Communication as transdiscipline (Barbero, 1997)
Academic innovation is the focus of this paper. Jesus Barbero’s paper is an ambitious and intriguing effort to rethink, in a few short pages, the academic study of communication in Latin America. It proposes to see communication as a trans-disciplinary academic field and offers national history, urban sensitivities and cultural markets as topics for illustrative analysis. He concludes by highlighting that the overall purpose of such work is to extend and develop viable forms of citizenship.
Considering the similar Other (Ross, 1997)
Jerry Ross’ paper, the last of the Latin American special issue to make the Organization 8, is a exploration of claims to similarity and difference between US and Latin American Organizations. It draws comparisons between organizations in the two locations and highlights how differences and divergences between US and Latin American Organizations at the local level may be smaller than the differences between local and national sites in the US, e.g. between elite and local institutions and between local outposts and organizational headquarters in the US.
Practitioner speaking (Stager Jacques, 1999)
Practitioners don’t feature often in the pages of Organization—certainly not as the authors of papers. Leslie Stager Jacques’ paper is then a novel contribution. Theoretically informed, pragmatic and highly reflective the paper is at once delightful and challenging and as such is a possible template for a wider debate on the theorization of practice. It may also be a template for debate on the practice of theorizing in academic fields. But at its core the paper is an exploration of what Leslie regards as the necessity—closer relations between theorists and practitioners.
Outsourcing academic research (Raman, 2001)
Some papers have a prophetic element and, for me, this is one of them. Recently a firm sent me and other colleagues an email hawking research and data analysis work that could be done more quickly and cheaply in India.
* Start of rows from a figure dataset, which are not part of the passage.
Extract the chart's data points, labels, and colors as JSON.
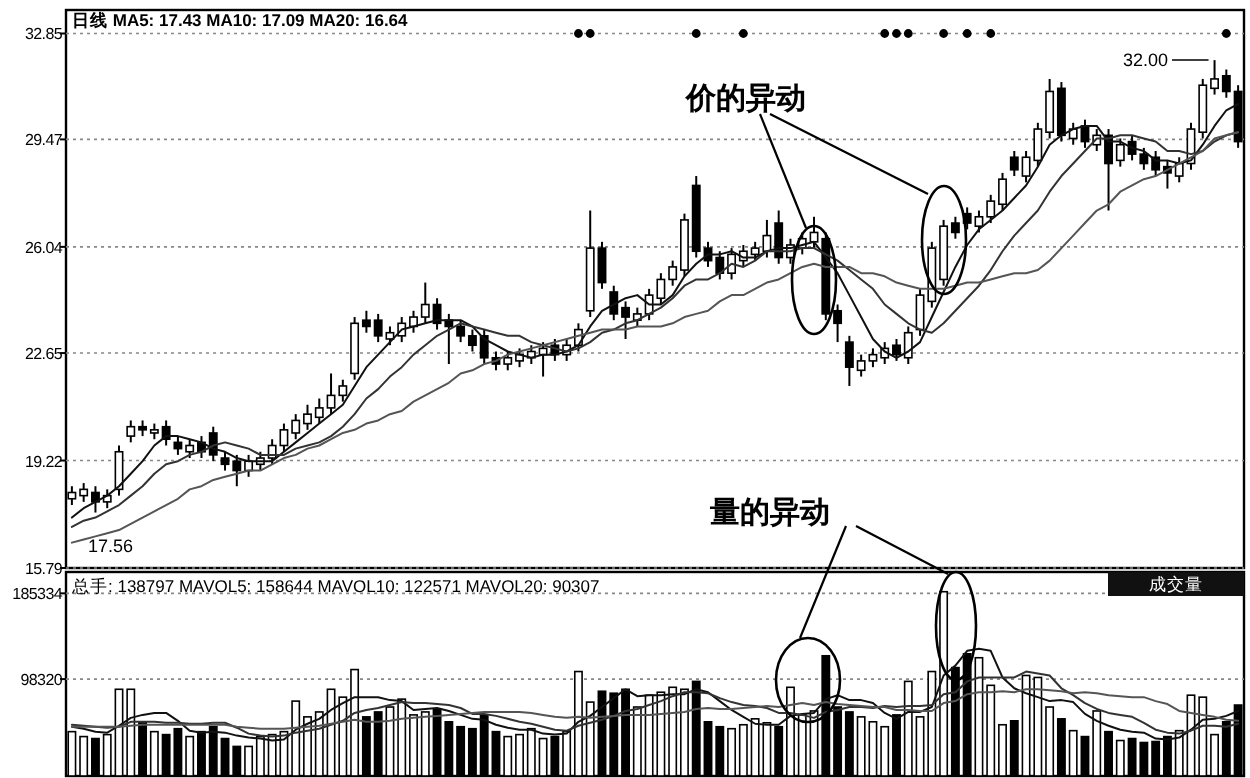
{
  "chart_data": [
    {
      "type": "candlestick",
      "annotations": [
        "日线  MA5: 17.43 MA10: 17.09 MA20: 16.64",
        "32.00",
        "17.56",
        "价的异动"
      ],
      "categories": [
        null,
        null,
        null,
        null,
        null,
        null,
        null,
        null,
        null,
        null,
        null,
        null,
        null,
        null,
        null,
        null,
        null,
        null,
        null,
        null,
        null,
        null,
        null,
        null,
        null,
        null,
        null,
        null,
        null,
        null,
        null,
        null,
        null,
        null,
        null,
        null,
        null,
        null,
        null,
        null,
        null,
        null,
        null,
        null,
        null,
        null,
        null,
        null,
        null,
        null,
        null,
        null,
        null,
        null,
        null,
        null,
        null,
        null,
        null,
        null,
        null,
        null,
        null,
        null,
        null,
        null,
        null,
        null,
        null,
        null,
        null,
        null,
        null,
        null,
        null,
        null,
        null,
        null,
        null,
        null,
        null,
        null,
        null,
        null,
        null,
        null,
        null,
        null,
        null,
        null,
        null,
        null,
        null,
        null,
        null,
        null,
        null,
        null,
        null,
        null
      ],
      "ohlc": [
        [
          18.0,
          18.4,
          17.8,
          18.2
        ],
        [
          18.1,
          18.5,
          17.9,
          18.3
        ],
        [
          18.2,
          18.4,
          17.56,
          17.9
        ],
        [
          17.9,
          18.3,
          17.7,
          18.1
        ],
        [
          18.3,
          19.7,
          18.1,
          19.5
        ],
        [
          20.0,
          20.5,
          19.8,
          20.3
        ],
        [
          20.3,
          20.5,
          20.0,
          20.2
        ],
        [
          20.1,
          20.4,
          19.9,
          20.2
        ],
        [
          20.3,
          20.5,
          19.7,
          19.9
        ],
        [
          19.8,
          20.0,
          19.4,
          19.6
        ],
        [
          19.5,
          19.9,
          19.3,
          19.7
        ],
        [
          19.8,
          20.0,
          19.3,
          19.5
        ],
        [
          20.1,
          20.3,
          19.2,
          19.4
        ],
        [
          19.3,
          19.5,
          18.9,
          19.1
        ],
        [
          19.2,
          19.4,
          18.4,
          18.9
        ],
        [
          18.9,
          19.4,
          18.7,
          19.2
        ],
        [
          19.1,
          19.5,
          18.9,
          19.3
        ],
        [
          19.3,
          19.9,
          19.1,
          19.7
        ],
        [
          19.7,
          20.4,
          19.5,
          20.2
        ],
        [
          20.1,
          20.7,
          19.9,
          20.5
        ],
        [
          20.4,
          21.0,
          20.2,
          20.7
        ],
        [
          20.6,
          21.2,
          20.4,
          20.9
        ],
        [
          20.9,
          22.0,
          20.7,
          21.3
        ],
        [
          21.3,
          21.8,
          21.1,
          21.6
        ],
        [
          22.0,
          23.8,
          21.8,
          23.6
        ],
        [
          23.7,
          24.0,
          23.3,
          23.5
        ],
        [
          23.7,
          23.9,
          23.0,
          23.2
        ],
        [
          23.1,
          23.5,
          22.9,
          23.3
        ],
        [
          23.2,
          23.8,
          23.0,
          23.6
        ],
        [
          23.5,
          24.0,
          23.3,
          23.8
        ],
        [
          23.8,
          24.9,
          23.6,
          24.2
        ],
        [
          24.2,
          24.4,
          23.4,
          23.6
        ],
        [
          23.7,
          23.9,
          22.3,
          23.5
        ],
        [
          23.5,
          23.7,
          23.0,
          23.2
        ],
        [
          23.2,
          23.4,
          22.7,
          22.9
        ],
        [
          23.2,
          23.4,
          22.3,
          22.5
        ],
        [
          22.5,
          22.7,
          22.1,
          22.3
        ],
        [
          22.3,
          22.7,
          22.1,
          22.5
        ],
        [
          22.4,
          22.8,
          22.2,
          22.6
        ],
        [
          22.5,
          22.9,
          22.3,
          22.7
        ],
        [
          22.6,
          23.0,
          21.9,
          22.8
        ],
        [
          22.9,
          23.1,
          22.4,
          22.6
        ],
        [
          22.6,
          23.1,
          22.4,
          22.9
        ],
        [
          22.9,
          23.6,
          22.7,
          23.4
        ],
        [
          24.0,
          27.2,
          23.8,
          26.0
        ],
        [
          26.0,
          26.2,
          24.7,
          24.9
        ],
        [
          24.6,
          24.8,
          23.7,
          23.9
        ],
        [
          24.1,
          24.3,
          23.1,
          23.8
        ],
        [
          23.7,
          24.1,
          23.5,
          23.9
        ],
        [
          23.9,
          24.7,
          23.7,
          24.5
        ],
        [
          24.4,
          25.2,
          24.2,
          25.0
        ],
        [
          25.0,
          25.6,
          24.8,
          25.4
        ],
        [
          25.3,
          27.1,
          25.1,
          26.9
        ],
        [
          28.0,
          28.3,
          25.7,
          25.9
        ],
        [
          26.0,
          26.2,
          25.4,
          25.6
        ],
        [
          25.7,
          25.9,
          25.0,
          25.2
        ],
        [
          25.2,
          26.0,
          25.0,
          25.8
        ],
        [
          25.6,
          26.1,
          25.4,
          25.9
        ],
        [
          25.8,
          26.2,
          25.6,
          26.0
        ],
        [
          25.9,
          26.9,
          25.7,
          26.4
        ],
        [
          26.8,
          27.2,
          25.5,
          25.7
        ],
        [
          25.7,
          26.3,
          25.5,
          26.1
        ],
        [
          26.0,
          26.5,
          25.8,
          26.3
        ],
        [
          26.2,
          27.0,
          26.0,
          26.5
        ],
        [
          26.3,
          26.5,
          23.7,
          23.9
        ],
        [
          24.0,
          24.2,
          23.0,
          23.6
        ],
        [
          23.0,
          23.2,
          21.6,
          22.2
        ],
        [
          22.1,
          22.6,
          21.9,
          22.4
        ],
        [
          22.4,
          22.8,
          22.2,
          22.6
        ],
        [
          22.5,
          23.0,
          22.3,
          22.8
        ],
        [
          22.9,
          23.1,
          22.4,
          22.6
        ],
        [
          22.5,
          23.5,
          22.3,
          23.3
        ],
        [
          23.4,
          24.7,
          23.2,
          24.5
        ],
        [
          24.3,
          26.2,
          24.1,
          26.0
        ],
        [
          25.0,
          26.9,
          24.8,
          26.7
        ],
        [
          26.8,
          27.0,
          26.3,
          26.5
        ],
        [
          27.1,
          27.3,
          26.6,
          26.8
        ],
        [
          26.7,
          27.2,
          26.5,
          27.0
        ],
        [
          27.0,
          27.7,
          26.8,
          27.5
        ],
        [
          27.4,
          28.4,
          27.2,
          28.2
        ],
        [
          28.9,
          29.1,
          28.3,
          28.5
        ],
        [
          28.3,
          29.1,
          28.1,
          28.9
        ],
        [
          28.8,
          30.0,
          28.6,
          29.8
        ],
        [
          29.7,
          31.4,
          29.5,
          31.0
        ],
        [
          31.1,
          31.3,
          29.4,
          29.6
        ],
        [
          29.5,
          30.0,
          29.3,
          29.8
        ],
        [
          29.9,
          30.1,
          29.2,
          29.4
        ],
        [
          29.3,
          29.8,
          29.1,
          29.6
        ],
        [
          29.6,
          29.8,
          27.2,
          28.7
        ],
        [
          28.8,
          29.5,
          28.6,
          29.3
        ],
        [
          29.4,
          29.6,
          28.8,
          29.0
        ],
        [
          29.0,
          29.2,
          28.5,
          28.7
        ],
        [
          28.9,
          29.1,
          28.3,
          28.5
        ],
        [
          28.6,
          28.8,
          27.9,
          28.4
        ],
        [
          28.3,
          28.9,
          28.1,
          28.7
        ],
        [
          28.7,
          30.0,
          28.5,
          29.8
        ],
        [
          29.7,
          31.4,
          29.5,
          31.2
        ],
        [
          31.1,
          32.0,
          30.9,
          31.4
        ],
        [
          31.5,
          31.7,
          30.8,
          31.0
        ],
        [
          31.0,
          31.2,
          29.2,
          29.4
        ]
      ],
      "colors": [
        "#ffffff",
        "#ffffff",
        "#000000",
        "#ffffff",
        "#ffffff",
        "#ffffff",
        "#000000",
        "#ffffff",
        "#000000",
        "#000000",
        "#ffffff",
        "#000000",
        "#000000",
        "#000000",
        "#000000",
        "#ffffff",
        "#ffffff",
        "#ffffff",
        "#ffffff",
        "#ffffff",
        "#ffffff",
        "#ffffff",
        "#ffffff",
        "#ffffff",
        "#ffffff",
        "#000000",
        "#000000",
        "#ffffff",
        "#ffffff",
        "#ffffff",
        "#ffffff",
        "#000000",
        "#000000",
        "#000000",
        "#000000",
        "#000000",
        "#000000",
        "#ffffff",
        "#ffffff",
        "#ffffff",
        "#ffffff",
        "#000000",
        "#ffffff",
        "#ffffff",
        "#ffffff",
        "#000000",
        "#000000",
        "#000000",
        "#ffffff",
        "#ffffff",
        "#ffffff",
        "#ffffff",
        "#ffffff",
        "#000000",
        "#000000",
        "#000000",
        "#ffffff",
        "#ffffff",
        "#ffffff",
        "#ffffff",
        "#000000",
        "#ffffff",
        "#ffffff",
        "#ffffff",
        "#000000",
        "#000000",
        "#000000",
        "#ffffff",
        "#ffffff",
        "#ffffff",
        "#000000",
        "#ffffff",
        "#ffffff",
        "#ffffff",
        "#ffffff",
        "#000000",
        "#000000",
        "#ffffff",
        "#ffffff",
        "#ffffff",
        "#000000",
        "#ffffff",
        "#ffffff",
        "#ffffff",
        "#000000",
        "#ffffff",
        "#000000",
        "#ffffff",
        "#000000",
        "#ffffff",
        "#000000",
        "#000000",
        "#000000",
        "#000000",
        "#ffffff",
        "#ffffff",
        "#ffffff",
        "#ffffff",
        "#000000",
        "#000000"
      ],
      "series": [
        {
          "type": "line",
          "color": "#111111",
          "values": [
            17.4,
            17.7,
            17.9,
            18.1,
            18.4,
            18.8,
            19.2,
            19.7,
            20.0,
            20.0,
            19.9,
            19.8,
            19.6,
            19.5,
            19.3,
            19.2,
            19.2,
            19.2,
            19.5,
            19.8,
            20.1,
            20.4,
            20.7,
            21.0,
            21.6,
            22.2,
            22.6,
            23.0,
            23.4,
            23.5,
            23.6,
            23.7,
            23.7,
            23.7,
            23.5,
            23.1,
            22.9,
            22.7,
            22.6,
            22.5,
            22.6,
            22.6,
            22.7,
            22.9,
            23.5,
            24.0,
            24.2,
            24.4,
            24.5,
            24.2,
            24.2,
            24.5,
            25.1,
            25.5,
            25.8,
            25.8,
            25.9,
            25.7,
            25.7,
            25.9,
            26.0,
            26.0,
            26.1,
            26.2,
            25.7,
            25.2,
            24.5,
            23.8,
            23.1,
            22.7,
            22.5,
            22.7,
            23.0,
            23.8,
            24.6,
            25.4,
            26.1,
            26.6,
            26.9,
            27.2,
            27.6,
            28.0,
            28.6,
            29.3,
            29.6,
            29.8,
            29.9,
            29.9,
            29.4,
            29.4,
            29.2,
            29.1,
            28.8,
            28.8,
            28.7,
            28.8,
            29.3,
            29.9,
            30.4,
            30.6
          ]
        },
        {
          "type": "line",
          "color": "#333333",
          "values": [
            17.1,
            17.3,
            17.4,
            17.6,
            17.8,
            18.1,
            18.4,
            18.8,
            19.1,
            19.2,
            19.4,
            19.5,
            19.7,
            19.8,
            19.7,
            19.6,
            19.4,
            19.4,
            19.4,
            19.6,
            19.7,
            19.8,
            20.0,
            20.3,
            20.7,
            21.2,
            21.5,
            21.9,
            22.2,
            22.6,
            22.9,
            23.2,
            23.4,
            23.6,
            23.5,
            23.4,
            23.3,
            23.2,
            23.2,
            23.0,
            22.9,
            22.8,
            22.7,
            22.8,
            23.0,
            23.3,
            23.4,
            23.6,
            23.7,
            23.9,
            24.1,
            24.4,
            24.8,
            25.0,
            25.0,
            25.2,
            25.5,
            25.4,
            25.6,
            25.9,
            25.9,
            25.9,
            26.0,
            26.0,
            25.8,
            25.6,
            25.3,
            25.0,
            24.7,
            24.2,
            23.9,
            23.6,
            23.4,
            23.3,
            23.6,
            24.0,
            24.4,
            24.8,
            25.3,
            25.9,
            26.4,
            26.8,
            27.2,
            27.8,
            28.3,
            28.7,
            29.1,
            29.5,
            29.5,
            29.6,
            29.6,
            29.5,
            29.4,
            29.1,
            29.1,
            29.0,
            29.1,
            29.4,
            29.6,
            29.7
          ]
        },
        {
          "type": "line",
          "color": "#555555",
          "values": [
            16.6,
            16.7,
            16.8,
            16.9,
            17.0,
            17.2,
            17.4,
            17.6,
            17.8,
            18.0,
            18.3,
            18.4,
            18.6,
            18.7,
            18.8,
            18.9,
            18.9,
            19.1,
            19.3,
            19.4,
            19.6,
            19.7,
            19.9,
            20.1,
            20.2,
            20.4,
            20.5,
            20.7,
            20.8,
            21.1,
            21.3,
            21.5,
            21.7,
            22.0,
            22.1,
            22.3,
            22.4,
            22.6,
            22.7,
            22.8,
            22.9,
            23.0,
            23.1,
            23.2,
            23.3,
            23.4,
            23.4,
            23.4,
            23.5,
            23.5,
            23.5,
            23.6,
            23.8,
            23.9,
            24.0,
            24.3,
            24.5,
            24.5,
            24.7,
            24.9,
            25.0,
            25.2,
            25.4,
            25.5,
            25.4,
            25.4,
            25.4,
            25.2,
            25.2,
            25.1,
            24.9,
            24.8,
            24.7,
            24.7,
            24.7,
            24.8,
            24.9,
            24.9,
            25.0,
            25.1,
            25.2,
            25.2,
            25.3,
            25.6,
            26.0,
            26.4,
            26.8,
            27.2,
            27.4,
            27.8,
            28.0,
            28.2,
            28.3,
            28.5,
            28.7,
            28.9,
            29.1,
            29.5,
            29.6,
            29.7
          ]
        },
        {
          "type": "scatter",
          "color": "#000000",
          "marker": "circle",
          "values": [
            null,
            null,
            null,
            null,
            null,
            null,
            null,
            null,
            null,
            null,
            null,
            null,
            null,
            null,
            null,
            null,
            null,
            null,
            null,
            null,
            null,
            null,
            null,
            null,
            null,
            null,
            null,
            null,
            null,
            null,
            null,
            null,
            null,
            null,
            null,
            null,
            null,
            null,
            null,
            null,
            null,
            null,
            null,
            32.85,
            32.85,
            null,
            null,
            null,
            null,
            null,
            null,
            null,
            null,
            32.85,
            null,
            null,
            null,
            32.85,
            null,
            null,
            null,
            null,
            null,
            null,
            null,
            null,
            null,
            null,
            null,
            32.85,
            32.85,
            32.85,
            null,
            null,
            32.85,
            null,
            32.85,
            null,
            32.85,
            null,
            null,
            null,
            null,
            null,
            null,
            null,
            null,
            null,
            null,
            null,
            null,
            null,
            null,
            null,
            null,
            null,
            null,
            null,
            32.85,
            null
          ]
        }
      ],
      "ylim": [
        15.79,
        33.6
      ],
      "yticks": [
        15.79,
        19.22,
        22.65,
        26.04,
        29.47,
        32.85
      ],
      "grid": "y"
    },
    {
      "type": "bar",
      "annotations": [
        "总手: 138797 MAVOL5: 158644 MAVOL10: 122571 MAVOL20: 90307",
        "成交量",
        "量的异动"
      ],
      "categories": [
        null,
        null,
        null,
        null,
        null,
        null,
        null,
        null,
        null,
        null,
        null,
        null,
        null,
        null,
        null,
        null,
        null,
        null,
        null,
        null,
        null,
        null,
        null,
        null,
        null,
        null,
        null,
        null,
        null,
        null,
        null,
        null,
        null,
        null,
        null,
        null,
        null,
        null,
        null,
        null,
        null,
        null,
        null,
        null,
        null,
        null,
        null,
        null,
        null,
        null,
        null,
        null,
        null,
        null,
        null,
        null,
        null,
        null,
        null,
        null,
        null,
        null,
        null,
        null,
        null,
        null,
        null,
        null,
        null,
        null,
        null,
        null,
        null,
        null,
        null,
        null,
        null,
        null,
        null,
        null,
        null,
        null,
        null,
        null,
        null,
        null,
        null,
        null,
        null,
        null,
        null,
        null,
        null,
        null,
        null,
        null,
        null,
        null,
        null,
        null
      ],
      "series": [
        {
          "colors": [
            "#ffffff",
            "#ffffff",
            "#000000",
            "#ffffff",
            "#ffffff",
            "#ffffff",
            "#000000",
            "#ffffff",
            "#000000",
            "#000000",
            "#ffffff",
            "#000000",
            "#000000",
            "#000000",
            "#000000",
            "#ffffff",
            "#ffffff",
            "#ffffff",
            "#ffffff",
            "#ffffff",
            "#ffffff",
            "#ffffff",
            "#ffffff",
            "#ffffff",
            "#ffffff",
            "#000000",
            "#000000",
            "#ffffff",
            "#ffffff",
            "#ffffff",
            "#ffffff",
            "#000000",
            "#000000",
            "#000000",
            "#000000",
            "#000000",
            "#000000",
            "#ffffff",
            "#ffffff",
            "#ffffff",
            "#ffffff",
            "#000000",
            "#ffffff",
            "#ffffff",
            "#ffffff",
            "#000000",
            "#000000",
            "#000000",
            "#ffffff",
            "#ffffff",
            "#ffffff",
            "#ffffff",
            "#ffffff",
            "#000000",
            "#000000",
            "#000000",
            "#ffffff",
            "#ffffff",
            "#ffffff",
            "#ffffff",
            "#000000",
            "#ffffff",
            "#ffffff",
            "#ffffff",
            "#000000",
            "#000000",
            "#000000",
            "#ffffff",
            "#ffffff",
            "#ffffff",
            "#000000",
            "#ffffff",
            "#ffffff",
            "#ffffff",
            "#ffffff",
            "#000000",
            "#000000",
            "#ffffff",
            "#ffffff",
            "#ffffff",
            "#000000",
            "#ffffff",
            "#ffffff",
            "#ffffff",
            "#000000",
            "#ffffff",
            "#000000",
            "#ffffff",
            "#000000",
            "#ffffff",
            "#000000",
            "#000000",
            "#000000",
            "#000000",
            "#ffffff",
            "#ffffff",
            "#ffffff",
            "#ffffff",
            "#000000",
            "#000000"
          ],
          "values": [
            45000,
            40000,
            38000,
            42000,
            88000,
            88000,
            55000,
            45000,
            42000,
            48000,
            40000,
            45000,
            50000,
            38000,
            30000,
            30000,
            40000,
            42000,
            45000,
            76000,
            60000,
            65000,
            88000,
            80000,
            108000,
            60000,
            65000,
            70000,
            78000,
            62000,
            65000,
            68000,
            55000,
            50000,
            48000,
            62000,
            45000,
            40000,
            42000,
            48000,
            38000,
            40000,
            45000,
            106000,
            75000,
            86000,
            84000,
            88000,
            70000,
            82000,
            85000,
            90000,
            88000,
            96000,
            55000,
            50000,
            48000,
            52000,
            58000,
            54000,
            50000,
            90000,
            62000,
            66000,
            122000,
            70000,
            65000,
            60000,
            55000,
            50000,
            62000,
            96000,
            60000,
            106000,
            187000,
            110000,
            124000,
            120000,
            92000,
            52000,
            56000,
            102000,
            100000,
            70000,
            58000,
            46000,
            40000,
            66000,
            45000,
            36000,
            38000,
            34000,
            35000,
            40000,
            46000,
            82000,
            80000,
            42000,
            55000,
            72000
          ]
        },
        {
          "type": "line",
          "color": "#111111",
          "values": [
            50000,
            48000,
            45000,
            44000,
            51000,
            59000,
            62000,
            64000,
            64000,
            56000,
            46000,
            44000,
            45000,
            44000,
            41000,
            39000,
            38000,
            36000,
            37000,
            47000,
            53000,
            58000,
            67000,
            74000,
            80000,
            80000,
            80000,
            77000,
            76000,
            67000,
            68000,
            69000,
            66000,
            62000,
            58000,
            57000,
            52000,
            49000,
            47000,
            47000,
            43000,
            42000,
            43000,
            55000,
            61000,
            70000,
            79000,
            88000,
            81000,
            82000,
            82000,
            83000,
            83000,
            88000,
            85000,
            76000,
            67000,
            60000,
            53000,
            52000,
            52000,
            61000,
            63000,
            64000,
            78000,
            82000,
            77000,
            77000,
            74000,
            64000,
            58000,
            65000,
            65000,
            70000,
            102000,
            112000,
            127000,
            129000,
            127000,
            100000,
            89000,
            84000,
            80000,
            76000,
            77000,
            75000,
            63000,
            56000,
            51000,
            47000,
            45000,
            44000,
            38000,
            37000,
            39000,
            47000,
            57000,
            58000,
            61000,
            66000
          ]
        },
        {
          "type": "line",
          "color": "#333333",
          "values": [
            52000,
            51000,
            50000,
            49000,
            50000,
            55000,
            55000,
            55000,
            54000,
            54000,
            53000,
            53000,
            54000,
            54000,
            49000,
            43000,
            41000,
            40000,
            41000,
            44000,
            46000,
            48000,
            52000,
            56000,
            64000,
            67000,
            69000,
            72000,
            75000,
            74000,
            74000,
            73000,
            72000,
            69000,
            63000,
            63000,
            61000,
            58000,
            55000,
            53000,
            50000,
            47000,
            46000,
            51000,
            54000,
            57000,
            61000,
            66000,
            68000,
            72000,
            76000,
            81000,
            85000,
            85000,
            84000,
            79000,
            75000,
            72000,
            71000,
            69000,
            64000,
            64000,
            62000,
            59000,
            65000,
            67000,
            70000,
            70000,
            69000,
            71000,
            70000,
            71000,
            71000,
            72000,
            83000,
            85000,
            96000,
            100000,
            100000,
            100000,
            100000,
            106000,
            104000,
            102000,
            89000,
            82000,
            74000,
            68000,
            64000,
            62000,
            60000,
            54000,
            47000,
            44000,
            43000,
            46000,
            51000,
            51000,
            50000,
            53000
          ]
        },
        {
          "type": "line",
          "color": "#555555",
          "values": [
            50000,
            50000,
            50000,
            50000,
            50000,
            51000,
            52000,
            52000,
            52000,
            52000,
            52000,
            52000,
            52000,
            52000,
            50000,
            49000,
            48000,
            48000,
            48000,
            49000,
            50000,
            51000,
            53000,
            55000,
            57000,
            55000,
            55000,
            56000,
            58000,
            59000,
            60000,
            61000,
            62000,
            63000,
            64000,
            65000,
            65000,
            65000,
            65000,
            64000,
            62000,
            60000,
            59000,
            60000,
            59000,
            60000,
            61000,
            62000,
            62000,
            62000,
            63000,
            64000,
            65000,
            68000,
            69000,
            68000,
            68000,
            69000,
            70000,
            71000,
            70000,
            72000,
            74000,
            72000,
            75000,
            73000,
            72000,
            71000,
            70000,
            70000,
            67000,
            67000,
            66000,
            66000,
            74000,
            76000,
            83000,
            85000,
            85000,
            86000,
            85000,
            88000,
            88000,
            87000,
            86000,
            84000,
            85000,
            84000,
            82000,
            81000,
            80000,
            80000,
            76000,
            73000,
            66000,
            64000,
            62000,
            60000,
            57000,
            56000
          ]
        }
      ],
      "ylim": [
        0,
        207000
      ],
      "yticks": [
        98320,
        185334
      ],
      "grid": "y"
    }
  ]
}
The letter claimed that the company’s clients included researchers from elite US, Japanese and European Universities. Sujatha Raman’s paper (2001) is an imaginative presentation of the outsourcing of university research to firms in low wage economies. It is in retrospect a prescient and rich presentation of the scenario just described. At the same time the paper itself is an engaging contribution to discussion of the transition from feudal to the capitalist organizing of academic labour in universities.
Not for profits? (Leal, 2006)
Some papers are memorable for the tone and style of their argumentation. They seem to require attention from the reader. They call up a reaction, and manage to address us directly. Fernando Leal’s paper is just such a piece. It carries its argument about the fraud and corruption in seemingly not-for-profits and non-governmental organizations in such a way that the reader is drawn into considering the problem.
A letter to Egypt—with love (Riad, 2008)
Many papers are built on a love relation. Not love for or with someone else but with something else, something often deeply personal and problematizing. Sally Riad’s reflective and auto-ethnographic analysis of ‘Egypt’ is one such paper. It is at once a postmodern analysis of organizations as texts, and at the same time a meditation on the formation of one’s subjectivity. It works as an exemplar in both directions.
So, in conclusion, lonely papers deserve our attention not our disregard. If a published paper goes uncited then a blinkered database may be keeping it from view or a co-citation club has yet to find it a home. If you discover a lonely paper it probably deserves, at the very least, a good old fashion reading.